The experienced core of this Mayo team are well versed in the art of dusting themselves down after disappointing defeats.

Moran admits it'll be a help to do so again on this occasion because they’ll have had a four-week break between the defeat to Roscommon and their first match in the All-Ireland Qualifiers.

"The process is we trained last night and trained really well,” he said. “Thank God we've four weeks. You just have to go away and give each game respect and just try to get yourself to the Super 8s.

"Once you get yourself to the Super 8s, you're back to square one. The championship and the format has gotten a lot of stick over the weeks.

“For us, there's two separate championships. You play the Connacht championship and try your best to win it. Now you're just in the All-Ireland series and we've two more games to get to where we need.

"If you look at it like that I think you'll be fine. But as we showed two years ago, you have to treat every game with respect. We got brought to extra-time by Cork and Derry and we really had to try hard to win those games. We'll have to do the same again and try to work our way back."

Andy Moran of Mayo celebrates after scoring a second half point during the Connacht GAA Football Senior Championship Semi-Final match between Mayo and Roscommon at Elverys MacHale Park in Castlebar, Mayo. 

Andy Moran of Mayo celebrates after scoring a second half point during the Connacht GAA Football Senior Championship Semi-Final match between Mayo and Roscommon at Elverys MacHale Park in Castlebar, Mayo. 

Mayo reached the 2017 All-Ireland SFC Final after an epic run the All-Ireland SFC qualifiers and Moran believes that though the back-door route might be a more arduous one, it can also accelerate a team’s development.
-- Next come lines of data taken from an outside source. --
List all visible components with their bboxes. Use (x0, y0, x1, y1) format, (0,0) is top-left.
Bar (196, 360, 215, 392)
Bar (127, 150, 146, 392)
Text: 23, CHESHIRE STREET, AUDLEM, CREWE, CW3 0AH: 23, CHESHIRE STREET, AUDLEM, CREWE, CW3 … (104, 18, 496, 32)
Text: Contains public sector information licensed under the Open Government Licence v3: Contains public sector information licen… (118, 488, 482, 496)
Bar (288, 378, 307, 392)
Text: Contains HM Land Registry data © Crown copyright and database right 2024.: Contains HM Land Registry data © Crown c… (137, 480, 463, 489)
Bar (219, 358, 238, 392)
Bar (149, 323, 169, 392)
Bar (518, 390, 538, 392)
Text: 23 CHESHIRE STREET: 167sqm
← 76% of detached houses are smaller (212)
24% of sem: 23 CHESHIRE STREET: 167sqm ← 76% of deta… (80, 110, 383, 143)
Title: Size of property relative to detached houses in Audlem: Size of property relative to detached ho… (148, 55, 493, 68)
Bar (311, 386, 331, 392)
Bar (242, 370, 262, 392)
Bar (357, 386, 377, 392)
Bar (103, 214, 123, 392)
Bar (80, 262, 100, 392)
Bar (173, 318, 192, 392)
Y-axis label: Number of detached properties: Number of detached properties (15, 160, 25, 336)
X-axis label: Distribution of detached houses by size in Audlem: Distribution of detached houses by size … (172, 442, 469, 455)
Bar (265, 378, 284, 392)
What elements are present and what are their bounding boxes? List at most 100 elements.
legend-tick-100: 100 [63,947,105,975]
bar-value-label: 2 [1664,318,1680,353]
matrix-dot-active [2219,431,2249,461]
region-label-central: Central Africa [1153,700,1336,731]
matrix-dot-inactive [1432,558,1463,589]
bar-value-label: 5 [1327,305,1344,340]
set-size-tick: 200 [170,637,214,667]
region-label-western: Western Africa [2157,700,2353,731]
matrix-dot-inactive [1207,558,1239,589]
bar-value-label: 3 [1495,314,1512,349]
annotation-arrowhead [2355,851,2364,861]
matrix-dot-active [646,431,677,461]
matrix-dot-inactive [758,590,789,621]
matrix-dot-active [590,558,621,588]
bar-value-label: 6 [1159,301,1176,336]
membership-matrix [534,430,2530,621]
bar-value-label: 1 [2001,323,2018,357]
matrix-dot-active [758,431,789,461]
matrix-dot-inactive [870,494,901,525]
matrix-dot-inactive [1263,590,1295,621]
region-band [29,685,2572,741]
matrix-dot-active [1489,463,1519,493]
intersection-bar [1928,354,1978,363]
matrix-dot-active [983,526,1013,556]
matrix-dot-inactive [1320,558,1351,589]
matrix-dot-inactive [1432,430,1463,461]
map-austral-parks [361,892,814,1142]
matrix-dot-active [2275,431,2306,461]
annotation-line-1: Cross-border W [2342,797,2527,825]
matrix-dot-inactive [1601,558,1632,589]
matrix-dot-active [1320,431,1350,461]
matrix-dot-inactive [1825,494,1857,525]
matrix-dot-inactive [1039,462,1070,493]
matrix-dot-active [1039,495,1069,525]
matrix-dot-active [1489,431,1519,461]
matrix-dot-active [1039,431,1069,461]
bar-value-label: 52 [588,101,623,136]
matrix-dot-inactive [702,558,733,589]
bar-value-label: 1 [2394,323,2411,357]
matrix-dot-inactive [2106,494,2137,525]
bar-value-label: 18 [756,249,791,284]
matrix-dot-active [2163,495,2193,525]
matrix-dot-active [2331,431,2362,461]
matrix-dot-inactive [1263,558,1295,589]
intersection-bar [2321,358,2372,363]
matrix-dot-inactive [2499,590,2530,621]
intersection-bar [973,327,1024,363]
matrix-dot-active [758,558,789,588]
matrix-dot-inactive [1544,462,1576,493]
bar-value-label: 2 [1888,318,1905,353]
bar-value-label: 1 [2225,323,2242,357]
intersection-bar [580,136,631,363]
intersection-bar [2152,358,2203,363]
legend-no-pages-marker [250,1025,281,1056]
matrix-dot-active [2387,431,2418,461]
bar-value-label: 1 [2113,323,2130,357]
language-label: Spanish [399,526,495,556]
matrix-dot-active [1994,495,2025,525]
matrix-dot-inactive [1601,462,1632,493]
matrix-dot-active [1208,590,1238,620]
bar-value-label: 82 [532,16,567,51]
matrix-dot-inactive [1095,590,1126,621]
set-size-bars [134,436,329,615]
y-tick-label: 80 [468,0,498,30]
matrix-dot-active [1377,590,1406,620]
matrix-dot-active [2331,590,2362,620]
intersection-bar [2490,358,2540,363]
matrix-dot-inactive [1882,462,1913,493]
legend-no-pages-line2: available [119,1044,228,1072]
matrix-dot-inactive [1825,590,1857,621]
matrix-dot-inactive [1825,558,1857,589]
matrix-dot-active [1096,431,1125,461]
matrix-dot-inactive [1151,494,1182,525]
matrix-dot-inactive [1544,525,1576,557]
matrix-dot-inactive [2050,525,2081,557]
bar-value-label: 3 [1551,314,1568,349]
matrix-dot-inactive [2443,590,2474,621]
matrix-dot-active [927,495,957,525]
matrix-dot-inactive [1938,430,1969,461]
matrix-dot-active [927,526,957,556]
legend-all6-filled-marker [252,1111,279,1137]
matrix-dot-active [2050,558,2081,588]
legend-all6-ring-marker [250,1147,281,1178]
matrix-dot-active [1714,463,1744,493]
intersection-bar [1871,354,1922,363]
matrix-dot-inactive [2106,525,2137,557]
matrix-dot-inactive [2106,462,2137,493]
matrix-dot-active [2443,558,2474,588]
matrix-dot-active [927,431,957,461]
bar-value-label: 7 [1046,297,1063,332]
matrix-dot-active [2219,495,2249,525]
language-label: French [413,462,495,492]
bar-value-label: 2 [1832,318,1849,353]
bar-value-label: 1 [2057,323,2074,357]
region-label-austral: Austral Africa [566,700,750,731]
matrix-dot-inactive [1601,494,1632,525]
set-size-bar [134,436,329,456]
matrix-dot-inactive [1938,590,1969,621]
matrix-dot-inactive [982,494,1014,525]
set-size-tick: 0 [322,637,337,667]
“It’s just your system of play really so if you get through stages of games one, two, three weeks in a row you get your system of play, you get your system of attacking play, defensive play and put it into shape and the stuff you’ve been working on in training.

“So we have to work on it over three or four weeks in training but then if you get a run of games you are actually doing it in real live time against teams that don’t know what you are doing so you can actually move the pieces a tiny bit more and use it, not only as a match but as a session so you can kind of activate what you are doing in training."

Moran kicked a point after coming on as a sub for Mayo in last weekend’s defeat to Roscommon and it looks like his role this year will be to make an impact from the bench.

Whether he starts or has to make do with a sub’s jersey, he’s convinced he’s still good enough to make a difference for Mayo in this Championship.

"My job is to just to make it as hard as I can not to be picked, he said. “I've trained really well, haven't missed a training session in months. It's going really well.

"I can only put myself in the shop window. It's up to James to pick me. I'm very happy to be back with the squad and playing. But I'm very realistic, I'm coming 36 in November. I know I can still play football.

“I still think I'm good enough. I wouldn't be back if I didn't. I still think I have a lot to offer in whatever way James wants to use me. I think I've proven that over the league and obviously the last day it didn't go so well, but up until that point it was going really well.”